III. Scripture concurs with reason and experience. When the Scriptures speak of evil habits, they make use of figures as strong and bold as language can utter and the imagination conceive, to set forth their pernicious nature. Persons in that condition are said to be enclosed in a snare, to be taken captives, to have sold themselves to work wickedness, to be in a state of slavery. Even those passages which contain great encouragement and favourable promises to repentance, inform us at the same time of the difficulty of amending. Our Saviour gives a plain and familiar representation of it. A shepherd, says He, rejoices more over one sheep which was lost and is found, than over ninety-and-nine which went not astray. Why so? For this, amongst other reasons, because he could not reasonably expect such good fortune, and had little hopes of finding a creature exposed to a thousand dangers, and unable to shift for itself.
IV. Reflections useful to persons of all ages and of all dispositions.
1. If the words of the text were to be taken rigorously and in the strictest sense, it would be a folly to exhort a habitual sinner to repentance, and an unreasonable thing to expect from him a natural impossibility; but it is certain that they mean no more than an extreme difficulty.
2. There are persons who sincerely profess the Christian religion, who fear God and desire to be in His favour, but whose lives are not so conformable to their belief as they ought to be, who are sorry for their faults, and fall into them again, who make not the progress in goodness which they acknowledge to be justly expected from them, and who have not that command over their passions which by a little more resolution and self-denial they might acquire. Such persons should seriously consider the difficulty of reforming bad habits, and the extreme danger of that state: for though it be not their present condition, yet if they use not timely caution, sad effects may ensue.
3. These sad examples should be a warning to those whose obedience is so incomplete and sullied with so many defects, whose love of virtue is not equal and uniform, and whose affections are placed sometimes on God and religion, and sometimes on the follies and vanities of the world.
4. There are Christians who abstain from known and deliberate transgressions, who strive to make a daffy progress in goodness, and to perform an acceptable service to God. The difficulty of reforming vicious habits may warn them to be upon their guard, that after they have set out well and proceeded well, they fail not at last, nor lose a reward near at hand.
5. They who have wisely and happily preserved themselves from evil habits ought to be very thankful to God, by whose blessing they are free from that heavy bondage, and strangers to the sad train of evils which attend it. (J. Jortin, D. D.)
The sinner’s helplessness
I. If man cannot turn himself to happiness and God, why not?
1. Because of the force of sinful habit. The man who has his arm paralysed cannot use it for his own defence; and sin deprives the soul of power, it paralyses the soul. The man thinks he can pray, but when the time comes, he finds that sinful habits are so strong upon him that he cannot. I well recollect, one winter night, when the storm was raging and the wind was howling, being called up to attend one who was in the agonies of death, and who had long been living an avowed life of sin, but he became anxious at the last to know if it were possible for him to find a place of safety; and never shall I forget the answer which that poor man made to me, when I directed him to pray: “Pray, sir! I cannot. I have lived in sin too long to pray. I have tried to pray, but I cannot, I know not how; and if this be all, I must perish.” A long continued life of sin had paralysed that man’s soul; and it does so, consciously or unconsciously, in every case.

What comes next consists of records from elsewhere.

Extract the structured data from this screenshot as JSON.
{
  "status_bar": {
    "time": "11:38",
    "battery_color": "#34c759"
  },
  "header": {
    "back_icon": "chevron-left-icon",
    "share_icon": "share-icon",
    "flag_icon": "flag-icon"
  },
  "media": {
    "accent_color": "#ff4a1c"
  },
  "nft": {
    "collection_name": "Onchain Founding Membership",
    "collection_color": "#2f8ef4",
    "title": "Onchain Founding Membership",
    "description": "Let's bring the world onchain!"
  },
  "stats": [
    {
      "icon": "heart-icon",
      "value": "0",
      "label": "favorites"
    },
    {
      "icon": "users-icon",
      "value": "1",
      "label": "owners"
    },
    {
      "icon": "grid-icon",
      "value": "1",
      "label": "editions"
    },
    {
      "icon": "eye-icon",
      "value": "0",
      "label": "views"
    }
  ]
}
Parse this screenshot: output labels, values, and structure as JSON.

2. Because of the fault of his sinful nature. You know well, that if the glorious sun in the heavens were to shine upon the face of a man who is naturally dead he would neither see it nor feel its warmth. If you were to present to that man all the riches of the world he would have no eye to look at them, no heart to wish for them, no hand to put forth to grasp them. And so with the man who is unconverted. He may be all alive to sin, he may have all the powers of his mind in full exercise, but his heart is alienated from God; he has no wish for “the unsearchable riches of Christ”; he has no desire to become enriched with those treasures which shall endure forever.
3. Because of the enmity of Satan. Do you see that poor man who has been toiling in all the heat of a summer’s day with a heavy burden upon him? His strength is now gone, and he has fallen into the ditch; and when he tries to raise himself, do you see that tyrant who has got his foot upon his back, and who plunges him again into the ditch and keeps him down? You have them a picture of the enmity and power of Satan.

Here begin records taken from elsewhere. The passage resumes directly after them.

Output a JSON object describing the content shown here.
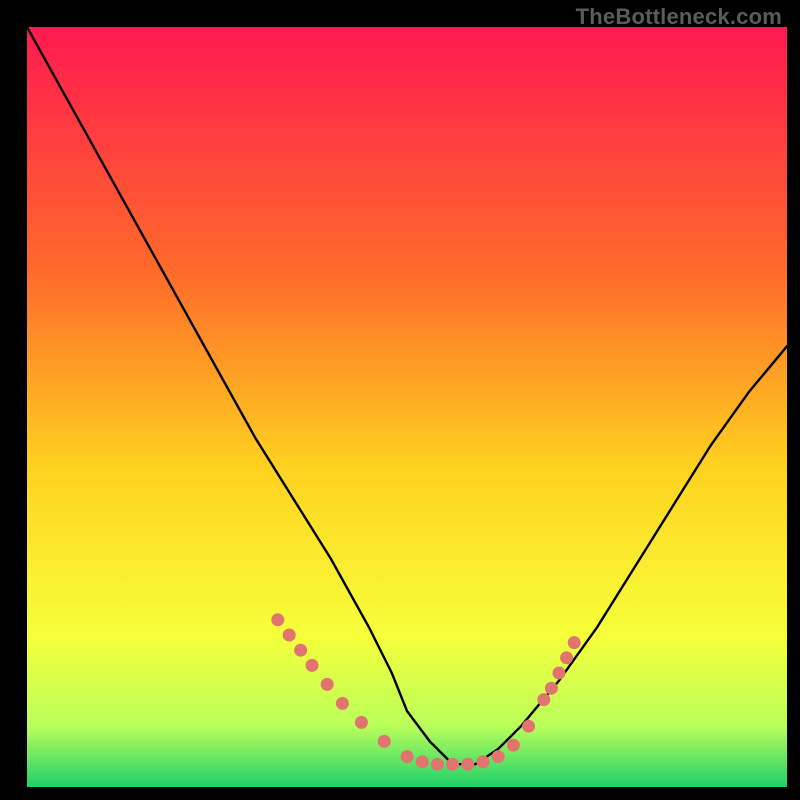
{
  "watermark": "TheBottleneck.com",
  "colors": {
    "background": "#000000",
    "curve": "#000000",
    "dots": "#e2746f",
    "gradient_top": "#ff1a4f",
    "gradient_mid1": "#ff6a2a",
    "gradient_mid2": "#ffd21f",
    "gradient_mid3": "#f6ff3a",
    "gradient_mid4": "#b9ff5a",
    "gradient_bottom": "#1fd06a"
  },
  "chart_data": {
    "type": "line",
    "title": "",
    "xlabel": "",
    "ylabel": "",
    "xlim": [
      0,
      100
    ],
    "ylim": [
      0,
      100
    ],
    "grid": false,
    "legend": false,
    "note": "V-shaped bottleneck curve on vertical red→green gradient background; minimum near x≈56. y is the curve height as percent of plot height (0 = bottom/green, 100 = top/red). Points are estimated from the image.",
    "series": [
      {
        "name": "curve",
        "x": [
          0,
          5,
          10,
          15,
          20,
          25,
          30,
          35,
          40,
          45,
          48,
          50,
          53,
          56,
          59,
          62,
          65,
          70,
          75,
          80,
          85,
          90,
          95,
          100
        ],
        "y": [
          100,
          91,
          82,
          73,
          64,
          55,
          46,
          38,
          30,
          21,
          15,
          10,
          6,
          3,
          3,
          5,
          8,
          14,
          21,
          29,
          37,
          45,
          52,
          58
        ]
      }
    ],
    "highlight_points": {
      "name": "salmon-dots",
      "x": [
        33.0,
        34.5,
        36.0,
        37.5,
        39.5,
        41.5,
        44.0,
        47.0,
        50.0,
        52.0,
        54.0,
        56.0,
        58.0,
        60.0,
        62.0,
        64.0,
        66.0,
        68.0,
        69.0,
        70.0,
        71.0,
        72.0
      ],
      "y": [
        22.0,
        20.0,
        18.0,
        16.0,
        13.5,
        11.0,
        8.5,
        6.0,
        4.0,
        3.3,
        3.0,
        3.0,
        3.0,
        3.3,
        4.0,
        5.5,
        8.0,
        11.5,
        13.0,
        15.0,
        17.0,
        19.0
      ]
    }
  }
}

II. If man cannot turn himself, if he be like the Ethiopian who cannot change his skin, why tell him of it? Is it not to pour insult upon his miserable and abject condition? Oh no! It is necessary to tell him of his helplessness.
1. Because God commands it. His eye is upon the poor prodigal in all his wanderings: He knows the desperate wickedness and deceitfulness of his heart; He, the Lord, searches the heart; He knows what it is best for fallen man to know and to be made acquainted with; and He tells those whom He sends to be His ambassadors to preach the Word, to proclaim the whole counsel of God, to keep back nothing whatsoever that is contained in the revealed will of God.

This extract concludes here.